The second thing I would say is that we shouldn’t expect this situation to change soon. Rightly or wrongly, law enforcement officials the world over have become reliant on access to this kind of data to do their job. As we’ve seen with the ‘shelving’ of the Attorney-General’s Department’s data retention proposals in Australia, the current fight which global residents have on their hands is more or less to stop further encroachment of Internet and telco surveillance, not to wind back agreements such as this one with Telstra which have been in place for more than a decade now.

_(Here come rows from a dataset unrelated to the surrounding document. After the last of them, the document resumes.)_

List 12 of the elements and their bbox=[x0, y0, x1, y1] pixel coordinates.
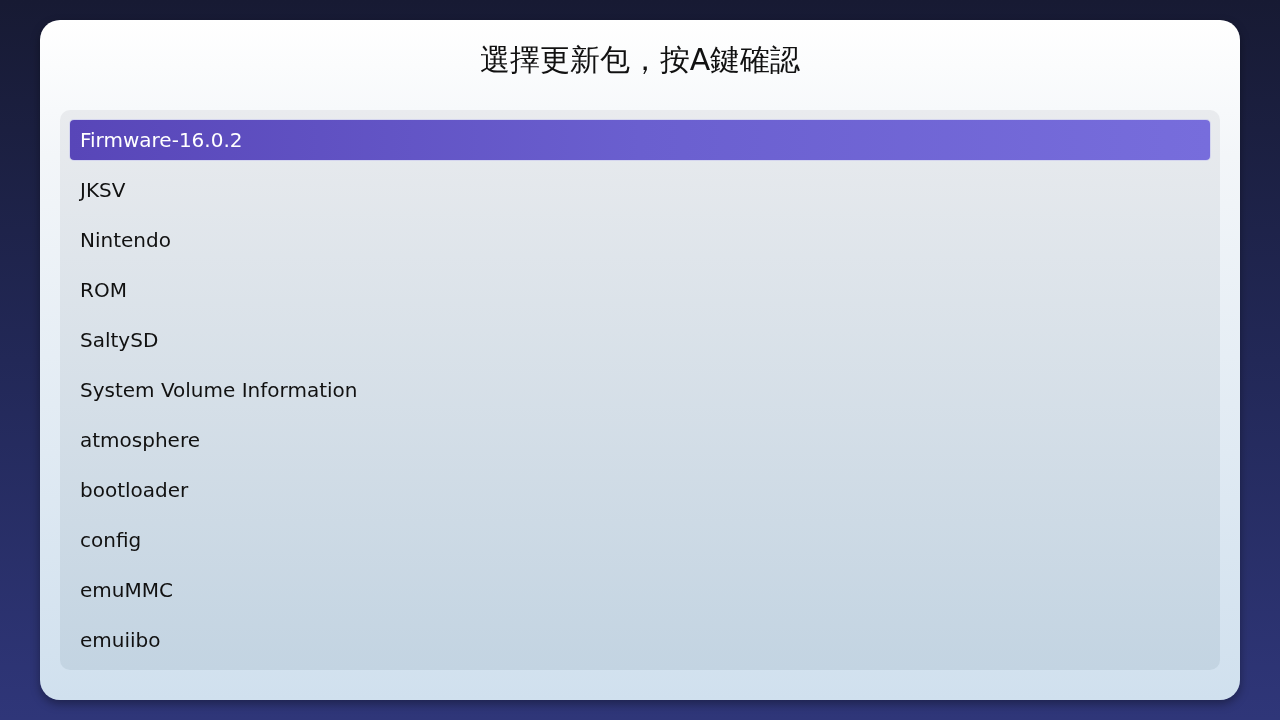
list-item[interactable]: SaltySD bbox=[70, 320, 1210, 360]
list-item[interactable]: emuMMC bbox=[70, 570, 1210, 610]
list-item[interactable]: JKSV bbox=[70, 170, 1210, 210]
dialog-title: 選擇更新包，按A鍵確認 bbox=[479, 41, 801, 79]
list-item[interactable]: bootloader bbox=[70, 470, 1210, 510]
list-item[interactable]: config bbox=[70, 520, 1210, 560]
list-item[interactable]: System Volume Information bbox=[70, 370, 1210, 410]
list-item[interactable]: Firmware-16.0.2 bbox=[70, 120, 1210, 160]
list-item[interactable]: Nintendo bbox=[70, 220, 1210, 260]
list-item[interactable]: emuiibo bbox=[70, 620, 1210, 660]
list-item[interactable]: atmosphere bbox=[70, 420, 1210, 460]
list-item[interactable]: ROM bbox=[70, 270, 1210, 310]
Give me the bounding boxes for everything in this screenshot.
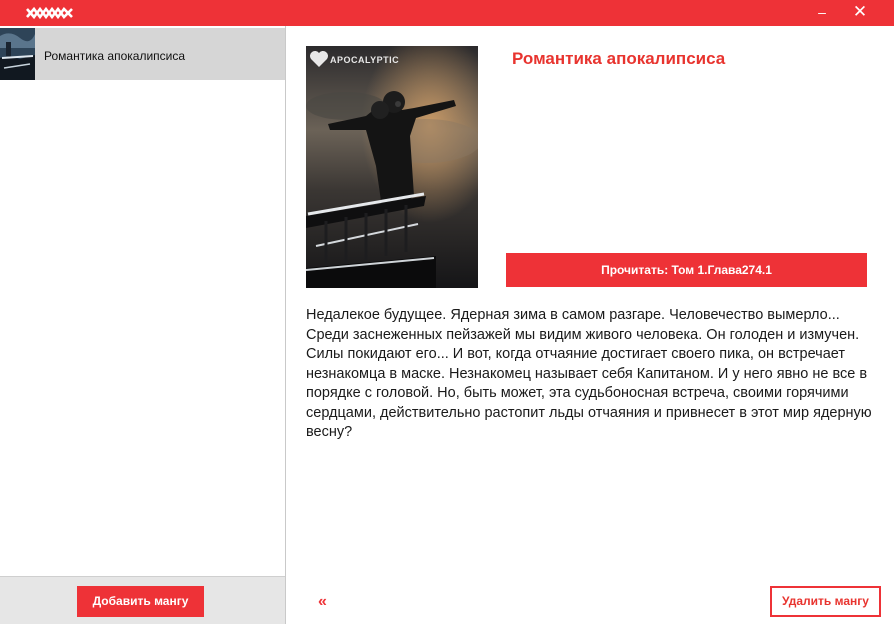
read-button[interactable]: Прочитать: Том 1.Глава274.1 bbox=[506, 253, 867, 287]
title-bar: ‒ ✕ bbox=[0, 0, 894, 26]
add-manga-button[interactable]: Добавить мангу bbox=[77, 586, 204, 617]
manga-thumbnail bbox=[0, 28, 35, 80]
cover-title-text: APOCALYPTIC bbox=[330, 55, 400, 65]
manga-title: Романтика апокалипсиса bbox=[512, 49, 726, 68]
sidebar-item-manga[interactable]: Романтика апокалипсиса bbox=[0, 28, 285, 80]
sidebar-footer: Добавить мангу bbox=[0, 576, 285, 624]
back-icon[interactable]: « bbox=[318, 592, 336, 612]
minimize-button[interactable]: ‒ bbox=[804, 0, 840, 26]
sidebar-item-label: Романтика апокалипсиса bbox=[44, 49, 186, 63]
close-button[interactable]: ✕ bbox=[842, 0, 878, 26]
manga-description: Недалекое будущее. Ядерная зима в самом … bbox=[306, 307, 872, 440]
sidebar: Романтика апокалипсиса Добавить мангу bbox=[0, 26, 286, 624]
manga-cover-image: APOCALYPTIC bbox=[306, 46, 478, 288]
delete-manga-button[interactable]: Удалить мангу bbox=[770, 586, 881, 617]
mountain-logo-icon bbox=[26, 6, 73, 20]
heart-icon bbox=[310, 51, 328, 67]
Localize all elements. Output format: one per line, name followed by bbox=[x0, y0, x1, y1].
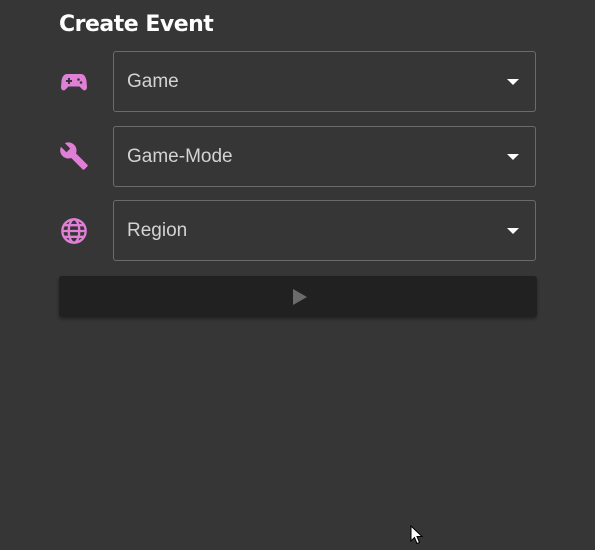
play-icon bbox=[292, 288, 307, 305]
chevron-down-icon bbox=[507, 79, 519, 85]
chevron-down-icon bbox=[507, 154, 519, 160]
region-select[interactable]: Region bbox=[113, 200, 536, 261]
region-select-value: Region bbox=[127, 220, 188, 241]
wrench-icon bbox=[59, 141, 89, 171]
start-event-button[interactable] bbox=[59, 276, 537, 317]
mouse-cursor-icon bbox=[410, 524, 424, 550]
game-select-value: Game bbox=[127, 71, 179, 92]
game-select[interactable]: Game bbox=[113, 51, 536, 112]
gamepad-icon bbox=[59, 67, 89, 97]
page-title: Create Event bbox=[59, 12, 214, 37]
chevron-down-icon bbox=[507, 228, 519, 234]
game-mode-select-value: Game-Mode bbox=[127, 146, 233, 167]
globe-icon bbox=[59, 216, 89, 246]
game-mode-select[interactable]: Game-Mode bbox=[113, 126, 536, 187]
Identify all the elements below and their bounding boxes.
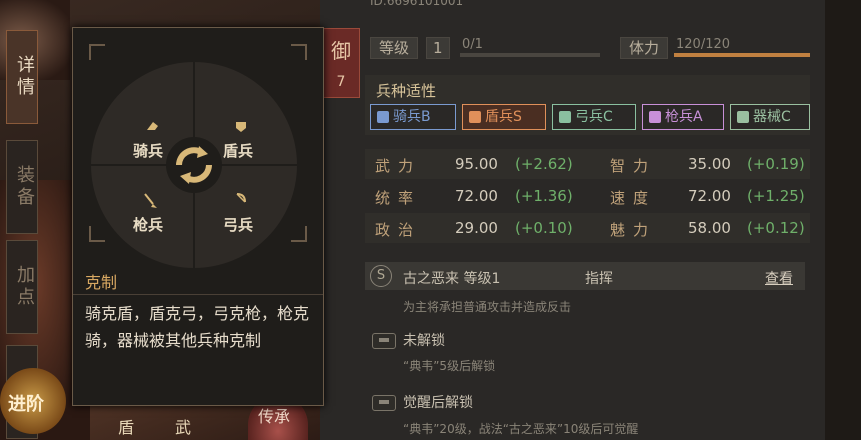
tab-attribute-points[interactable]: 加点 (6, 240, 38, 334)
unit-shield-label: 盾兵 (223, 142, 254, 160)
bow-icon (559, 111, 571, 123)
slot3-title: 觉醒后解锁 (403, 395, 473, 411)
counter-wheel-graphic (91, 62, 297, 268)
counter-wheel: 骑兵 盾兵 枪兵 弓兵 (91, 62, 297, 268)
stat-value: 95.00 (455, 155, 498, 173)
stat-name: 智力 (610, 157, 657, 175)
stat-value: 58.00 (688, 219, 731, 237)
level-value: 1 (426, 37, 450, 59)
tab-details[interactable]: 详情 (6, 30, 38, 124)
counter-popup: 骑兵 盾兵 枪兵 弓兵 克制 骑克盾，盾克弓，弓克枪，枪克骑，器械被其他兵种克制 (72, 27, 324, 406)
tab-shield[interactable]: 盾 (118, 414, 134, 438)
aptitude-chip-label: 骑兵B (393, 109, 431, 125)
stat-bonus: (+0.19) (747, 155, 805, 173)
exp-bar (460, 53, 600, 57)
stat-value: 72.00 (455, 187, 498, 205)
stat-row: 武力 95.00 (+2.62) 智力 35.00 (+0.19) (365, 149, 810, 179)
advance-label: 进阶 (8, 394, 44, 415)
shield-icon (469, 111, 481, 123)
popup-divider (73, 294, 323, 295)
inherit-label: 传承 (258, 407, 291, 426)
aptitude-chip-label: 盾兵S (485, 109, 522, 125)
view-skill-link[interactable]: 查看 (765, 268, 793, 288)
defense-value: 7 (336, 74, 346, 90)
stat-row: 政治 29.00 (+0.10) 魅力 58.00 (+0.12) (365, 213, 810, 243)
main-skill-name: 古之恶来 等级1 (403, 271, 501, 287)
stat-bonus: (+2.62) (515, 155, 573, 173)
stat-name: 速度 (610, 189, 657, 207)
stamina-label: 体力 (620, 37, 669, 59)
stamina-bar-track (674, 53, 810, 57)
aptitude-chip[interactable]: 弓兵C (552, 104, 636, 130)
player-id: ID:6696101001 (370, 0, 464, 8)
popup-corner-ornament (291, 44, 307, 60)
skill-rank-badge: S (370, 265, 392, 287)
stat-bonus: (+0.10) (515, 219, 573, 237)
main-skill-desc: 为主将承担普通攻击并造成反击 (403, 300, 572, 314)
popup-description: 骑克盾，盾克弓，弓克枪，枪克骑，器械被其他兵种克制 (85, 304, 310, 350)
aptitude-chip[interactable]: 骑兵B (370, 104, 456, 130)
aptitude-title: 兵种适性 (376, 82, 437, 100)
spear-icon (649, 111, 661, 123)
slot2-desc: “典韦”5级后解锁 (403, 359, 496, 373)
aptitude-chip[interactable]: 盾兵S (462, 104, 546, 130)
exp-text: 0/1 (462, 37, 483, 52)
unit-spear-label: 枪兵 (133, 216, 164, 234)
main-skill-type: 指挥 (585, 271, 613, 287)
stat-value: 35.00 (688, 155, 731, 173)
aptitude-chip[interactable]: 器械C (730, 104, 810, 130)
aptitude-chip[interactable]: 枪兵A (642, 104, 724, 130)
popup-corner-ornament (89, 44, 105, 60)
stamina-bar-fill (674, 53, 810, 57)
right-tab-bar (825, 0, 861, 440)
popup-title: 克制 (85, 273, 118, 292)
stat-bonus: (+0.12) (747, 219, 805, 237)
aptitude-chip-label: 弓兵C (575, 109, 613, 125)
unit-bow-label: 弓兵 (223, 216, 254, 234)
aptitude-chip-label: 枪兵A (665, 109, 703, 125)
aptitude-chip-label: 器械C (753, 109, 791, 125)
horse-icon (377, 111, 389, 123)
tab-wu[interactable]: 武 (175, 414, 191, 438)
gear-icon (737, 111, 749, 123)
defense-label: 御 (331, 39, 351, 63)
stat-row: 统率 72.00 (+1.36) 速度 72.00 (+1.25) (365, 181, 810, 211)
slot2-title: 未解锁 (403, 333, 445, 349)
stat-name: 政治 (375, 221, 422, 239)
level-label: 等级 (370, 37, 419, 59)
stat-name: 魅力 (610, 221, 657, 239)
stat-name: 统率 (375, 189, 422, 207)
lock-icon (372, 333, 396, 349)
stat-name: 武力 (375, 157, 422, 175)
lock-icon (372, 395, 396, 411)
stamina-text: 120/120 (676, 37, 731, 52)
defense-badge: 御 7 (322, 28, 360, 98)
stat-bonus: (+1.36) (515, 187, 573, 205)
stat-bonus: (+1.25) (747, 187, 805, 205)
stat-value: 29.00 (455, 219, 498, 237)
slot3-desc: “典韦”20级，战法“古之恶来”10级后可觉醒 (403, 422, 639, 436)
unit-cavalry-label: 骑兵 (133, 142, 164, 160)
stat-value: 72.00 (688, 187, 731, 205)
advance-button[interactable]: 进阶 (0, 368, 66, 434)
tab-equipment[interactable]: 装备 (6, 140, 38, 234)
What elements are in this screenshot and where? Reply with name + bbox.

Just holding the current ground is more than fight enough for this movement, globally.
If you do want to stop governments spying on your data, I would suggest that you take technical measures to address the situation, rather than fruitlessly trying to address it through legislative change to block deals like this with Telstra. Encrypt your data, use secure instant messaging services instead of SMS, block all tracking mechanisms on your PC, use a VPN to anonymise your web traffic and so on. None of this will completely stop law enforcement authorities from accessing their data if they really want to. But these kinds of measures will stop telcos like Telstra from frivolously storing all of your communications as a routine manner. And perhaps that’s half the battle.